Transmission electron microscopy of L. amazonensis promastigotes and intracellular amastigotes treated with 100 µg/mL of SPIONs for 24 h. Electron-dense aggregates of SPIONs (arrowheads) are randomly distributed in both developmental stages. (A) SPIONs (arrowheads) were observed in the promastigote cytosol, closely associated with endoplasmic reticulum profiles and lipid bodies. (B) High-magnification image with SPION aggregates (arrowheads) inside membrane-bound compartments (arrows). (C) SPIONs (arrowheads) are associated with thin filaments inside the flagellar pocket and in the cytosol closely associated with the flagellar pocket membrane. (D) In the macrophages infected with intracellular amastigotes, the SPIONs appear inside the parasitophorous vacuole and in the macrophage and parasite cytosol (arrowheads). In this image, it is also possible to observe the SPIONs surrounded by a membrane (arrows) and an aggregate close to the membrane of the parasitophorous vacuole (large arrow). (E, F) High-magnification images of intracellular amastigotes revealing SPIONs (arrowheads) inside membrane-bound compartments (arrows). The aggregates are formed by smaller individual nanoparticles (small arrow). Figure 3E also shows many lipid bodies, vacuoles, and a multivesicular structure, which are features typically found in treated parasites.
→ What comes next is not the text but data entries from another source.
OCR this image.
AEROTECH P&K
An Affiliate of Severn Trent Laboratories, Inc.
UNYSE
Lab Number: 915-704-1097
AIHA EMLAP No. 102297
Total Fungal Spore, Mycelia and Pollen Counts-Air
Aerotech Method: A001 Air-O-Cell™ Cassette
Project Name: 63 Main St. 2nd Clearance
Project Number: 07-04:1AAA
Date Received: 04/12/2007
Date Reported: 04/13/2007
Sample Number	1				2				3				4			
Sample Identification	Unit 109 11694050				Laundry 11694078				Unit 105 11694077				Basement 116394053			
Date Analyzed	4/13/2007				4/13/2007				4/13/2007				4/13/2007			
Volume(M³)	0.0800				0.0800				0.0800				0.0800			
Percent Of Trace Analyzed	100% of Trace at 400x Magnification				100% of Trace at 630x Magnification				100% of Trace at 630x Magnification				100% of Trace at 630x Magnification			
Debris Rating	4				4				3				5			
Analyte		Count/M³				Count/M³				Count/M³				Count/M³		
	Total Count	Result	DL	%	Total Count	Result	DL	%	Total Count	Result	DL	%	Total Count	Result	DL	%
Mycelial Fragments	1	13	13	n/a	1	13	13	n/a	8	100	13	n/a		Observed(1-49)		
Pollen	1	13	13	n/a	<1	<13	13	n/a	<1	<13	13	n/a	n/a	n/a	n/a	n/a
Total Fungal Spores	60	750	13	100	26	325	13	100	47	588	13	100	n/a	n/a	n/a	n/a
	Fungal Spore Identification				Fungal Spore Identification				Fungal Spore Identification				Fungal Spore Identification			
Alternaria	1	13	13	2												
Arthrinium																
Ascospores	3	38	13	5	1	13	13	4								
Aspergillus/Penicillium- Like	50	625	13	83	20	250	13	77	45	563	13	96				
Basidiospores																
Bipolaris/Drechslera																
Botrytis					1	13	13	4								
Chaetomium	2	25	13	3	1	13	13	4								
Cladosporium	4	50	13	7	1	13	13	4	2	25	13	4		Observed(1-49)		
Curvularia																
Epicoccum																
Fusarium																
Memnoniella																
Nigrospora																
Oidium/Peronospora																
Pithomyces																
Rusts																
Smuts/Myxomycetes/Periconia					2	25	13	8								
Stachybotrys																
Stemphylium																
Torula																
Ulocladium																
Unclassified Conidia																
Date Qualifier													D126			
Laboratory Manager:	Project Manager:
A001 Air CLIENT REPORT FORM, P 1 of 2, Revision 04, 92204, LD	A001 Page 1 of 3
F, flagellum; FP, flagellar pocket; LB, lipid body; M, mitochondrion; N, nucleus; and PV, parasitophorous vacuole.

Figure 4

Analysis of the antiproliferative effect in L. amazonensis promastigotes and intracellular amastigotes treated with different concentrations of SPIONs. (A) Growth curve of L. amazonensis promastigotes; the SPIONs were added to the culture medium after 24 h of growth. (B) For intracellular amastigotes, infected macrophages were treated, and the percentage of infection was obtained for each treatment condition; the SPIONs were added to the infected macrophage culture after 24 h of infection. P values for panel B: **** p < 0.0001.

Figure 5

Transmission electron microscopy of L. amazonensis intracellular amastigotes treated with 100 µg/mL of SPIONs for 24 h. Different ultrastructural changes were observed in intracellular amastigotes: (1) many lipid bodies (A–C, thin arrows), (2) increased secretion of extracellular vesicles (A–C, broad arrows), (3) intracellular vacuolization (A–C, arrows), (4) myelin-like figures (A, arrowhead), (5) mitochondrial swelling (C, star), and (6) destroyed amastigotes (D, triangle). F, flagellum; k, kinetoplast; LB, lipid body; M, mitochondrion; and N, nucleus.